Il solitario personaggio di Dostoevskij soffre le pene dell'outsider: emarginazione, incomprensione, rifiuto sociale, umiliazione, ma è egli stesso a suonare la sua, per quanto scordata, sinfonia. E' egli stesso ad avventurarsi, sempre più, nella vertigine dell'abiezione, come se fosse convinto che dal sottobosco putrido potesse attingervi quei gioielli della verità e della consapevolezza che non sbocciano alla luce del sole, ma proprio lì, nel fango. Lì dove la fogna del vizio (egli stesso fu un accanito giocatore) mostra le sue carte al rovescio, ma non per questo si è fuori partita. Reietto e infame fino alla fine, al punto di umiliare Liza, una serva ancor più povera ed emarginata di lui, il nostro antieroe non cessa di scandagliare quell'abisso dove rabbia e commozione estrema, dipendenza e volontà di riscatto, degradazione e illuminazione, si giocano sugli scalini melmosi del sottosuolo: regno di topi o di chi, irriverente e fedele a se stesso fino al midollo, decide di non svendere la sua complessità a un mondo fondato sulla propaganda della salute, della 'sanità' e del 'progresso' e sul totalitarismo della morale utilitaristica.
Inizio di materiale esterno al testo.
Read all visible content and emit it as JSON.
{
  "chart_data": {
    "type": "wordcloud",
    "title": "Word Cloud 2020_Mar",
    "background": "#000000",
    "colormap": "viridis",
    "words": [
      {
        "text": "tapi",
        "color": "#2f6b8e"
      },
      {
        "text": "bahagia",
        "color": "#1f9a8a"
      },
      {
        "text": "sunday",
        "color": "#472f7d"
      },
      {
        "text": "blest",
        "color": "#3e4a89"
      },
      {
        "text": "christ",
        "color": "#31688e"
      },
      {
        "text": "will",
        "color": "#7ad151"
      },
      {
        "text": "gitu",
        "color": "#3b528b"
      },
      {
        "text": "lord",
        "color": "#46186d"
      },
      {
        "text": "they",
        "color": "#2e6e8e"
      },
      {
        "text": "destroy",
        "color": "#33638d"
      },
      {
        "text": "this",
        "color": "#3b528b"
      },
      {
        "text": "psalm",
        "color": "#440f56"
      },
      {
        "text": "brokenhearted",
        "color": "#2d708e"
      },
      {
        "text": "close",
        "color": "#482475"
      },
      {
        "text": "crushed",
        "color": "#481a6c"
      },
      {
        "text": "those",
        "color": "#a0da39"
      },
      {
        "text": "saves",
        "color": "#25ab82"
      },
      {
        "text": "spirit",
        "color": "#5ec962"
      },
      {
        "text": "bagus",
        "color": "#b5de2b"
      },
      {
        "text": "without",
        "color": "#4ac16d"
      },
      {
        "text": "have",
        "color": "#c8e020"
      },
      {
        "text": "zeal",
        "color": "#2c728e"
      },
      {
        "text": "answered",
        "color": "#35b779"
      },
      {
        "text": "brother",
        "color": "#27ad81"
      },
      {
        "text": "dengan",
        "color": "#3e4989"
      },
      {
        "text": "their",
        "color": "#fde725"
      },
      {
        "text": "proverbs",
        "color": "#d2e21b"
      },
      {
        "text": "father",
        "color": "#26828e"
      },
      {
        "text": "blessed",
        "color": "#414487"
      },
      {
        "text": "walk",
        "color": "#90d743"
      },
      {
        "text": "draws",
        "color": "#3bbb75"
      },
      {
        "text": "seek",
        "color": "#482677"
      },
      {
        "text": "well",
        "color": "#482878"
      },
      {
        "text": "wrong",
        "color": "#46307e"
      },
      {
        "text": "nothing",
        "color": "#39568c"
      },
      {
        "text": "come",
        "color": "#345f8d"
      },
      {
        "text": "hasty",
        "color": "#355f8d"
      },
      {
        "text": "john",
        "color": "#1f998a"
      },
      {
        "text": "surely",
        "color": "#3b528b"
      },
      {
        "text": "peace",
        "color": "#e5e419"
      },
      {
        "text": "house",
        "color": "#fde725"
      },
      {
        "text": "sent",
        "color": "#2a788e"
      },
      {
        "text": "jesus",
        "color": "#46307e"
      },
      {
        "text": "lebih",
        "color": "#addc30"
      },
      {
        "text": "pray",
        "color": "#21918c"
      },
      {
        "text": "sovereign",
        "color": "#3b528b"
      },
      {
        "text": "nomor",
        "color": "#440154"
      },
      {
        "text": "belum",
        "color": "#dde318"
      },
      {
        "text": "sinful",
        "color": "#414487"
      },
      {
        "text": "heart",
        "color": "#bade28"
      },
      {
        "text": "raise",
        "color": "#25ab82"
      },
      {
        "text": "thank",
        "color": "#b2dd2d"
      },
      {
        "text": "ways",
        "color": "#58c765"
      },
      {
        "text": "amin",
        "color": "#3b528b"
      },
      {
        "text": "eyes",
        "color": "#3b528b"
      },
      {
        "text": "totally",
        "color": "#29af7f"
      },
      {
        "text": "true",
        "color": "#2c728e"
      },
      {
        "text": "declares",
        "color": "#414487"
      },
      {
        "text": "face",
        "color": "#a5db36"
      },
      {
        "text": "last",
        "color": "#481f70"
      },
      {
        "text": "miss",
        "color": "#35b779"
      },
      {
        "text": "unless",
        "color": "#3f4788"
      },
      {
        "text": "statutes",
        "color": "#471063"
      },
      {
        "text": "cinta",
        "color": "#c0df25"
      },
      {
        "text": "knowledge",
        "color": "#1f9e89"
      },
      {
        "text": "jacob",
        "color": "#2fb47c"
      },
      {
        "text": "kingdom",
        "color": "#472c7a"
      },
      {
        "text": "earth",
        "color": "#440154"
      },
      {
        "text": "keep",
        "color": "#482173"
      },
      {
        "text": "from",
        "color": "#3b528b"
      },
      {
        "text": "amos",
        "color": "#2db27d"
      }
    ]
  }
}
La strada è in discesa, i paradigmi della 'fede da sagrestia' sono ribaltati perchè, come disse un grande della musica italiana, 'dai diamanti non nasce niente, ma dal letame nascono i fior'.
Memorie del sottosuolo non è certo un romanzo per deboli di stomaco o per poetucoli stucchevoli, ma l'opera di un genio che ha cercato, per tutta la vita, la verità, esperendola nella sua stessa carne di uomo imprigionato, sofferente, spinto da quella fiamma che è la forza eretica della vita.